Cultural Cocktail Hour

Backstage at LA Opera: the scene behind the scene….

Backstage at LA Opera:

Sneak Preview of La Bohème

By Leticia Marie Sanchez

All text and photography ©2012

Life Imitates Art, and art imitates life in LA Opera’s upcoming production of La Bohème. In Puccini’s opera about bohemian Paris, the two young lovers, Rodolfo and Mimi, will be played by real life married couple Stephen Costello and Ailyn Pérez.The operatic duo began dating in 2005 after they starred together in a production of, you guessed it, La Bohème. Pérez, a recent winner of the Richard Tucker Award, reflected on the moment when she first saw Costello as the leading man of her heart: “The moon was out, and I saw him, and I thought, I don’t know where he’s been.”

Costello and Pérez met at as students at the Academy of Vocal Arts.Costello emphatically pointed to the music departments at their respective public high schools as boosts to their current success. “We were both products of public school systems. We wouldn’t be in this career if we didn’t have strong music departments in the schools that we went to.” Costello and Pérez treated audiences to a musical interlude as did Janai Brugger, winner of the 2012 Metropolitan Opera National Council Auditions who performed “Musetta’s Waltz.”

While the cast and director gave glimpses of the upcoming onstage magic, Director of Production Rupert Hemmings and Technical Director Jeff Kleeman explained the magic that goes on behind-the-scenes. Four forty-foot trucks had arrived with the Parisian garrets. While we see the stars on stage singing arias, the crew behind the scenes works without fanfare to create vast new worlds.

From the fifty core members of the crew to the dressmakers working at the costume shop to tailor the sumptuous costumes (the Simon Boccanegra gowns, for instance, arrived from London and had to be refitted), it is a team effort that results in majestic details of sight and sound. Sitting in one’s opera seat with a lorgnette or binoculars, one does not even fathom the fast-paced complexities, technological systems, and integration of automation. The seemingly invisible hand is what makes the production seamless.

The curtain falls. The audience applauds. But what happens to the sets after the production?
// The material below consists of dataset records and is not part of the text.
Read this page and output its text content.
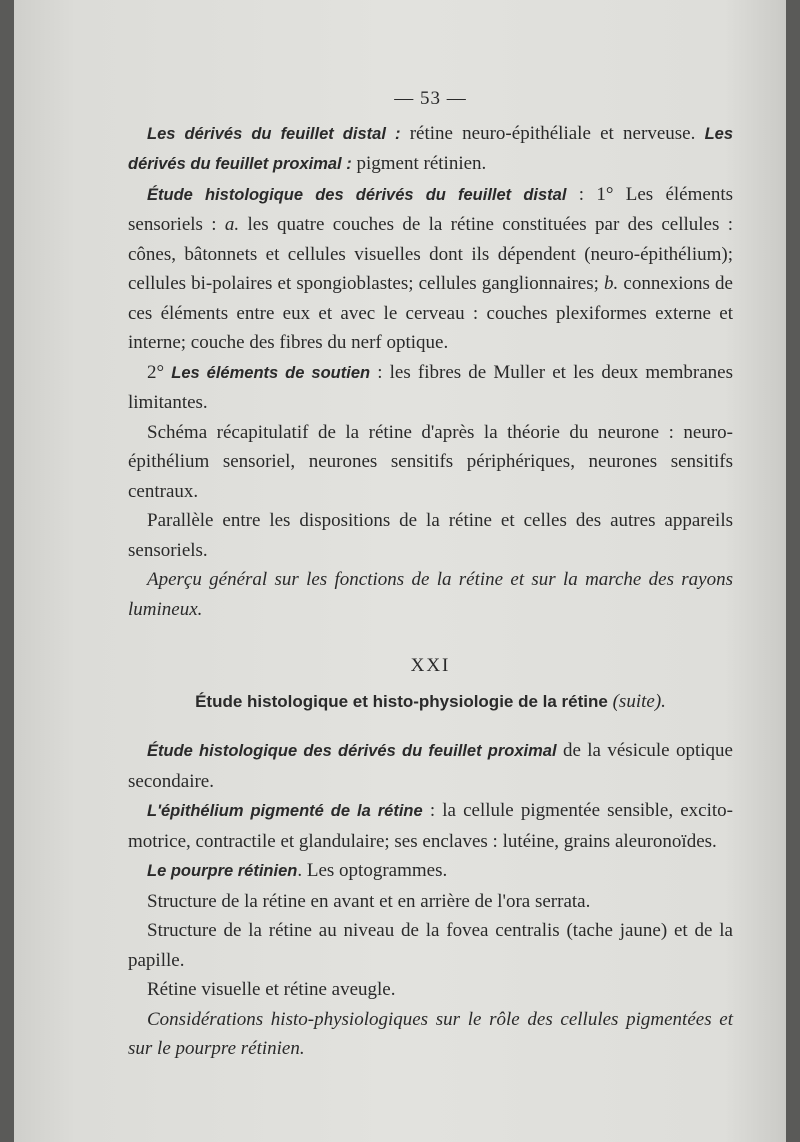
— 53 —

Les dérivés du feuillet distal : rétine neuro-épithéliale et nerveuse. Les dérivés du feuillet proximal : pigment rétinien.

Étude histologique des dérivés du feuillet distal : 1° Les éléments sensoriels : a. les quatre couches de la rétine constituées par des cellules : cônes, bâtonnets et cellules visuelles dont ils dépendent (neuro-épithélium); cellules bi-polaires et spongioblastes; cellules ganglionnaires; b. connexions de ces éléments entre eux et avec le cerveau : couches plexiformes externe et interne; couche des fibres du nerf optique.

2° Les éléments de soutien : les fibres de Muller et les deux membranes limitantes.

Schéma récapitulatif de la rétine d'après la théorie du neurone : neuro-épithélium sensoriel, neurones sensitifs périphériques, neurones sensitifs centraux.

Parallèle entre les dispositions de la rétine et celles des autres appareils sensoriels.

Aperçu général sur les fonctions de la rétine et sur la marche des rayons lumineux.

XXI
Étude histologique et histo-physiologie de la rétine (suite).

Étude histologique des dérivés du feuillet proximal de la vésicule optique secondaire.

L'épithélium pigmenté de la rétine : la cellule pigmentée sensible, excito-motrice, contractile et glandulaire; ses enclaves : lutéine, grains aleuronoïdes.

Le pourpre rétinien. Les optogrammes.

Structure de la rétine en avant et en arrière de l'ora serrata.

Structure de la rétine au niveau de la fovea centralis (tache jaune) et de la papille.

Rétine visuelle et rétine aveugle.

Considérations histo-physiologiques sur le rôle des cellules pigmentées et sur le pourpre rétinien.
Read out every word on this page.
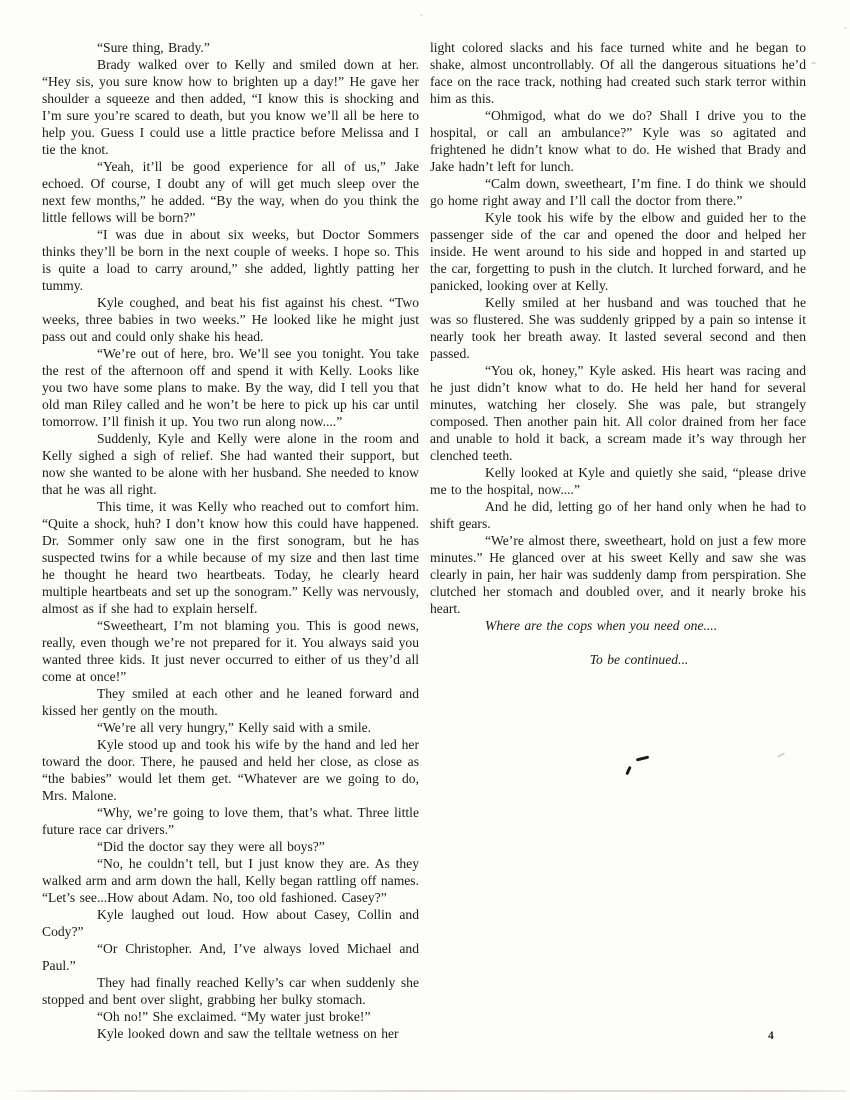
“Sure thing, Brady.”

Brady walked over to Kelly and smiled down at her. “Hey sis, you sure know how to brighten up a day!” He gave her shoulder a squeeze and then added, “I know this is shocking and I’m sure you’re scared to death, but you know we’ll all be here to help you. Guess I could use a little practice before Melissa and I tie the knot.

“Yeah, it’ll be good experience for all of us,” Jake echoed. Of course, I doubt any of will get much sleep over the next few months,” he added. “By the way, when do you think the little fellows will be born?”

“I was due in about six weeks, but Doctor Sommers thinks they’ll be born in the next couple of weeks. I hope so. This is quite a load to carry around,” she added, lightly patting her tummy.

Kyle coughed, and beat his fist against his chest. “Two weeks, three babies in two weeks.” He looked like he might just pass out and could only shake his head.

“We’re out of here, bro. We’ll see you tonight. You take the rest of the afternoon off and spend it with Kelly. Looks like you two have some plans to make. By the way, did I tell you that old man Riley called and he won’t be here to pick up his car until tomorrow. I’ll finish it up. You two run along now....”

Suddenly, Kyle and Kelly were alone in the room and Kelly sighed a sigh of relief. She had wanted their support, but now she wanted to be alone with her husband. She needed to know that he was all right.

This time, it was Kelly who reached out to comfort him. “Quite a shock, huh? I don’t know how this could have happened. Dr. Sommer only saw one in the first sonogram, but he has suspected twins for a while because of my size and then last time he thought he heard two heartbeats. Today, he clearly heard multiple heartbeats and set up the sonogram.” Kelly was nervously, almost as if she had to explain herself.

“Sweetheart, I’m not blaming you. This is good news, really, even though we’re not prepared for it. You always said you wanted three kids. It just never occurred to either of us they’d all come at once!”

They smiled at each other and he leaned forward and kissed her gently on the mouth.

“We’re all very hungry,” Kelly said with a smile.

Kyle stood up and took his wife by the hand and led her toward the door. There, he paused and held her close, as close as “the babies” would let them get. “Whatever are we going to do, Mrs. Malone.

“Why, we’re going to love them, that’s what. Three little future race car drivers.”

“Did the doctor say they were all boys?”

“No, he couldn’t tell, but I just know they are. As they walked arm and arm down the hall, Kelly began rattling off names. “Let’s see...How about Adam. No, too old fashioned. Casey?”

Kyle laughed out loud. How about Casey, Collin and Cody?”

“Or Christopher. And, I’ve always loved Michael and Paul.”

They had finally reached Kelly’s car when suddenly she stopped and bent over slight, grabbing her bulky stomach.

“Oh no!” She exclaimed. “My water just broke!”

Kyle looked down and saw the telltale wetness on her

light colored slacks and his face turned white and he began to shake, almost uncontrollably. Of all the dangerous situations he’d face on the race track, nothing had created such stark terror within him as this.

“Ohmigod, what do we do? Shall I drive you to the hospital, or call an ambulance?” Kyle was so agitated and frightened he didn’t know what to do. He wished that Brady and Jake hadn’t left for lunch.

“Calm down, sweetheart, I’m fine. I do think we should go home right away and I’ll call the doctor from there.”

Kyle took his wife by the elbow and guided her to the passenger side of the car and opened the door and helped her inside. He went around to his side and hopped in and started up the car, forgetting to push in the clutch. It lurched forward, and he panicked, looking over at Kelly.

Kelly smiled at her husband and was touched that he was so flustered. She was suddenly gripped by a pain so intense it nearly took her breath away. It lasted several second and then passed.

“You ok, honey,” Kyle asked. His heart was racing and he just didn’t know what to do. He held her hand for several minutes, watching her closely. She was pale, but strangely composed. Then another pain hit. All color drained from her face and unable to hold it back, a scream made it’s way through her clenched teeth.

Kelly looked at Kyle and quietly she said, “please drive me to the hospital, now....”

And he did, letting go of her hand only when he had to shift gears.

“We’re almost there, sweetheart, hold on just a few more minutes.” He glanced over at his sweet Kelly and saw she was clearly in pain, her hair was suddenly damp from perspiration. She clutched her stomach and doubled over, and it nearly broke his heart.

Where are the cops when you need one....

To be continued...

4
The sets are sometimes flown in twenty-foot airfreights, the largest box a 747 can handle, as was the case with the set of LA Opera’s “The Fly.” A police escort chaperoned the “Il Postino” set upon its arrival in Loredo, Mexico. With all of the international demands on the elaborate sets, it is only natural that an unusual situation may arise. Mr. Hemmings alluded to the mysterious disappearance of a costume container in a Rotterdam harbor. What happened to the gowns? Hemmings surmised that some “well-dressed pirates” now roam the Netherlands streets.